Tuskegee Airmen: The
Men Who Changed A Nation
By Charles E. Francis
Please note that this review covers the 5th Commemorative Edition of Tuskegee Airmen: The Men Who Changed A Nation by Charles E. Francis. This Edition, with a beautiful hardback litho cover, has been edited, revised, updated and enlarged by Adolph Caso and now includes, in addition to many personal and group pictures, 38 class pictures of the graduating Tuskegee Airmen.
This historical text is one of the most beautiful and best compiled narratives I have ever seen. Individual names of Airmen are carefully given both in the extensive tabular, narrative and pictorial appendices, as well as in the comprehensive chapters of the book’s body. It was especially heartwarming to have a final chapter entitled “a forgotten lonely eagle” of the sky, which tells the story that after fifty years of searching, another Tuskegee hero had been found and his gravesite identified in the Sicily-Rome Cemetery, outside of Nettuno, Italy.
Who were these lonely eagles? Adolph Caso might be the only one who identified the Tuskegee Airmen as lonely eagles (p. 19); however, it surely is a phrase that can be used to identify the many, many men (and women) who were part of the Tuskegee experiment. The man who first comes to mind as a lonely eagle is General Benjamin O. Davis, Jr. whose biography is listed in Chapter 24, Leaders of Men. While he was later recognized as one of the most outstanding members of the 99th and the 332nd, he was also the first Negro who was appointed to West Point Military and graduated in its 47 years of operation. And during that time, this lonely eagle “endured four years of silent treatment as a cadet.”

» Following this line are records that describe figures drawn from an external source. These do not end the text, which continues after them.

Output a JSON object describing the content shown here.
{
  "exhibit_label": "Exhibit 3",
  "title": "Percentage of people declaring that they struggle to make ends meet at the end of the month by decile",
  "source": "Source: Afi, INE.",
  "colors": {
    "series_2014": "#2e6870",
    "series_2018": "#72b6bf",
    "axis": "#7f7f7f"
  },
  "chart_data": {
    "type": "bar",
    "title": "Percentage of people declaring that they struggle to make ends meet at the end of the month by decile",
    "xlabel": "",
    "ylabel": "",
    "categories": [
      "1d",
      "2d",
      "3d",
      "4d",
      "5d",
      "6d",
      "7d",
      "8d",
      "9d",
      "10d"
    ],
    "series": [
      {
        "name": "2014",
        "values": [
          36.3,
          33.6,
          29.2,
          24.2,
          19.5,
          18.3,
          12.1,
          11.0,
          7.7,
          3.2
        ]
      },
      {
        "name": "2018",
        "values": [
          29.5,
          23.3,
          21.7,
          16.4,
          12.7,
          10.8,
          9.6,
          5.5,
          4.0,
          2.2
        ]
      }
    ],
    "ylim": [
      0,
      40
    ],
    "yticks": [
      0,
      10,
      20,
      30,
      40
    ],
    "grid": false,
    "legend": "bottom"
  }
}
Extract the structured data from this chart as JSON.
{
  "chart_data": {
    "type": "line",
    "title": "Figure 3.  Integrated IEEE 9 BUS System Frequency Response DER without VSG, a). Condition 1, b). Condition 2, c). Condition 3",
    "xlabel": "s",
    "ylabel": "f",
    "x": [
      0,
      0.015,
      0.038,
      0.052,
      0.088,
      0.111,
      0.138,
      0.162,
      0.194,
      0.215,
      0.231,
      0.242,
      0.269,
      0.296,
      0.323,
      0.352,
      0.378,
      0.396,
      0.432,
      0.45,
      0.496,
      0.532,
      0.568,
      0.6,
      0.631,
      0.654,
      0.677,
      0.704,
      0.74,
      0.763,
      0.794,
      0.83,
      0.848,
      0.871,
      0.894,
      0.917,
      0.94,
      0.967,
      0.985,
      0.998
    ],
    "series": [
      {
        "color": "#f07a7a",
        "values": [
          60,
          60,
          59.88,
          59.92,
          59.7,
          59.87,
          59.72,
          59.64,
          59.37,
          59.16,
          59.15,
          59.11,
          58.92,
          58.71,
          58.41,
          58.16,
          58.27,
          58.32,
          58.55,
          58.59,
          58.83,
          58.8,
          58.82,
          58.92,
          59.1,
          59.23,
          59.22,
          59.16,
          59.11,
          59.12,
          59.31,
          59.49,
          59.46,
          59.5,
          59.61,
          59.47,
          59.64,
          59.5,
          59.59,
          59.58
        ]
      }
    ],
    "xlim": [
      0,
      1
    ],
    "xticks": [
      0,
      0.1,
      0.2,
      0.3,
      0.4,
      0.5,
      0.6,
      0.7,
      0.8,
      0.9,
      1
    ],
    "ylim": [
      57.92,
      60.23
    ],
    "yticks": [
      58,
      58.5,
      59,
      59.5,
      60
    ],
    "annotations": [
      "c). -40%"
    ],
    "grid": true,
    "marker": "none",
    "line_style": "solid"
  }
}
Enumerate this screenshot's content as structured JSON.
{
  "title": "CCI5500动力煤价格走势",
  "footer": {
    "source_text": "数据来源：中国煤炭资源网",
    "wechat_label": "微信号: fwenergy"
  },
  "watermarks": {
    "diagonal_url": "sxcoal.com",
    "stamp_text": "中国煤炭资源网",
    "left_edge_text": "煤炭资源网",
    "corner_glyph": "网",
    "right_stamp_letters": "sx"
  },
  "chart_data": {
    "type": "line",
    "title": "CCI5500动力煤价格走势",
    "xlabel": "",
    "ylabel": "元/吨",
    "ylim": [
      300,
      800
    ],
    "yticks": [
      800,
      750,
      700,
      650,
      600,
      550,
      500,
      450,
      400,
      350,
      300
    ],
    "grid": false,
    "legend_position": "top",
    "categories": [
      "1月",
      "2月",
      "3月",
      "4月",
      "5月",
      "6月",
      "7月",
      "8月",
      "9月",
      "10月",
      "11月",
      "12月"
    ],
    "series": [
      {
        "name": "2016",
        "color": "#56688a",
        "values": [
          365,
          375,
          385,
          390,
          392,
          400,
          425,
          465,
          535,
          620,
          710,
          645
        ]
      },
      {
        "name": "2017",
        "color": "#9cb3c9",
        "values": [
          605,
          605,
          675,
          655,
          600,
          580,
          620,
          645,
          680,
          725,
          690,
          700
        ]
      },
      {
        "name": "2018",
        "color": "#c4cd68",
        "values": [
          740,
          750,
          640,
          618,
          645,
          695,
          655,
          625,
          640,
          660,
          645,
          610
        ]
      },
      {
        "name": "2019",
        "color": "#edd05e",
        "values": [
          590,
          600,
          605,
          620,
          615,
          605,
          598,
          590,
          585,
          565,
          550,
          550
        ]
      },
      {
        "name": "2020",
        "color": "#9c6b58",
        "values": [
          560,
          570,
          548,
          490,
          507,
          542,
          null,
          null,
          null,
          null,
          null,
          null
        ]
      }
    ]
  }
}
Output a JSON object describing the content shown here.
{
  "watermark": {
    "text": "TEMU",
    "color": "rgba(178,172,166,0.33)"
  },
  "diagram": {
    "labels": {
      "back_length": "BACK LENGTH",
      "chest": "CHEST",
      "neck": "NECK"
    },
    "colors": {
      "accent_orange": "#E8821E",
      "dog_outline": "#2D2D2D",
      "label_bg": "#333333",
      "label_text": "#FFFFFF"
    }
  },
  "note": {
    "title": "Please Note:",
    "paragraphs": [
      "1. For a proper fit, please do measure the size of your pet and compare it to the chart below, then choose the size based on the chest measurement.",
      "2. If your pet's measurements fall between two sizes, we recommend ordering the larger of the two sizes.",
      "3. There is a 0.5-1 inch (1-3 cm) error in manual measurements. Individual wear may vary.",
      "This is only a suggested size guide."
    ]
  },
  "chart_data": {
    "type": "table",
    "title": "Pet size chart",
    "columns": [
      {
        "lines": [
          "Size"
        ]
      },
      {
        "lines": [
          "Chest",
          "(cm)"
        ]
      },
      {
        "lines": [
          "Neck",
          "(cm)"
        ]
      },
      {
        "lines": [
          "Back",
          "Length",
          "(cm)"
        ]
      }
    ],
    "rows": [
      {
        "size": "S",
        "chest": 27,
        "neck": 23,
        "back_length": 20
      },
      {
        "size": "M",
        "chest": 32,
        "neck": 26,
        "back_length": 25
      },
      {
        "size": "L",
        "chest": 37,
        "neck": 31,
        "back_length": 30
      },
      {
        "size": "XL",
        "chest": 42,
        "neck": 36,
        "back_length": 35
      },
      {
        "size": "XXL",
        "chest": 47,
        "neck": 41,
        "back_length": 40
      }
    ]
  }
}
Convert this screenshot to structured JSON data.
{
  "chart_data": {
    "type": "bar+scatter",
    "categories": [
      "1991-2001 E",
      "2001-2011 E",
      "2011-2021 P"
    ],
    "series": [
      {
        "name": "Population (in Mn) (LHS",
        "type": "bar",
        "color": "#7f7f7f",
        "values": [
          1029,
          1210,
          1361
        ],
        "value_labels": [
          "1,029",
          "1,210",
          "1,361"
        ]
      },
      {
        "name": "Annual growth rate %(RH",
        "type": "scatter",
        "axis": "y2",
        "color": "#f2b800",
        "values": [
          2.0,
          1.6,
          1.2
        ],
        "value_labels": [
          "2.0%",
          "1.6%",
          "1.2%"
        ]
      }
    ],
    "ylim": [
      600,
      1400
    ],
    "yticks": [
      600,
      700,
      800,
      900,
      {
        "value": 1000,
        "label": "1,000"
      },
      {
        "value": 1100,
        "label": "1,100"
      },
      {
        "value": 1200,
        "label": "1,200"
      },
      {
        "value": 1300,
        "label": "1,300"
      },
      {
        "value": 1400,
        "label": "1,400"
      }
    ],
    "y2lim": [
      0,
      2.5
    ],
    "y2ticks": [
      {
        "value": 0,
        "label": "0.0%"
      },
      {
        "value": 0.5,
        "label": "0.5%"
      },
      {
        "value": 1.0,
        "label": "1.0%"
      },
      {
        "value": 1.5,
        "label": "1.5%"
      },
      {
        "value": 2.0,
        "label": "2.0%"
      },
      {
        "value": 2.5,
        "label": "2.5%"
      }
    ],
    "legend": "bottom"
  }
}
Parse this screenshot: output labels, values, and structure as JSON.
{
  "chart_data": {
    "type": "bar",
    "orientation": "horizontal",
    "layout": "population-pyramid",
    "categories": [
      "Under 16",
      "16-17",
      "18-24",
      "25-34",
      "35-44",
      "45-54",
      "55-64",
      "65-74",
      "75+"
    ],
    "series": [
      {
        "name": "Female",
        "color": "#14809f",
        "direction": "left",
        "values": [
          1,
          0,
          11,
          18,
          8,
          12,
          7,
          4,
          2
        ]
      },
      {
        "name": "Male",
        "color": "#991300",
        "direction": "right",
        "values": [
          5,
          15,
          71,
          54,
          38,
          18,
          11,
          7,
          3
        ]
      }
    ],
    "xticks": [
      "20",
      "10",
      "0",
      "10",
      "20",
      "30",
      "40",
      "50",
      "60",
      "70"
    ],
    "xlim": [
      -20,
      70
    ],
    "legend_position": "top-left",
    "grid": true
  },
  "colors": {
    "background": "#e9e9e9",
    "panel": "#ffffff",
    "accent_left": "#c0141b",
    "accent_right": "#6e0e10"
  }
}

The sad realization is that he is just the first man I thought of. In reality there was one lonely eagle after another forced to face one humiliation or rejection after another. Surely, the first chapter of Charles Francis’ book tells it all: The Fight For The Right to Fight. In 1940 the U. S. Congress had passed the Selective Service Act ending discrimination in selection of recruits for the Armed Forces. Readers of the documentary will quickly see, however, that for young Black men, that did not mean that there was no further discrimination. In fact, one of the many things that was done to try to eliminate this discrimination was Eleanor Roosevelt flying with Chief Anderson at Moton Field. This is not to say that this was any great event, it is used here to show that the issue had been raised to the very top when she dryly stated, “I guess Negroes can fly.”
This book gives governmental actions as well as personal accounts of the men who fought to become Airmen in support of our United States of America!
With the additional Preface and Prologue added by Editor Caso, the book tracks the lives of Americans, and in particular, Tuskegee Airmen African Americans* affected by war from about 1918 through to 2008 when the latest Edition pf The Tuskegee Airmen includes available official class pictures.
In my opinion, the perfect closing to the review of this documentary is from the back cover:
The Tuskegee airmen are to be credited for completing two phases of American history: the integration of its Armed Forces, and the integration of America as a nation. The crowning glory to this attainment can be seen in the many positions held by Black Americans in every Branch and Service of the Armed Forces all the way up to the presidency itself. –Adolph Caso
This book is an important part of our America’s history...Add it to your personal library this year!
G. A. Bixler
For IP Book Reviews
*Note that the book and this review uses Negro, Black and African American interchangeably due to time period covered.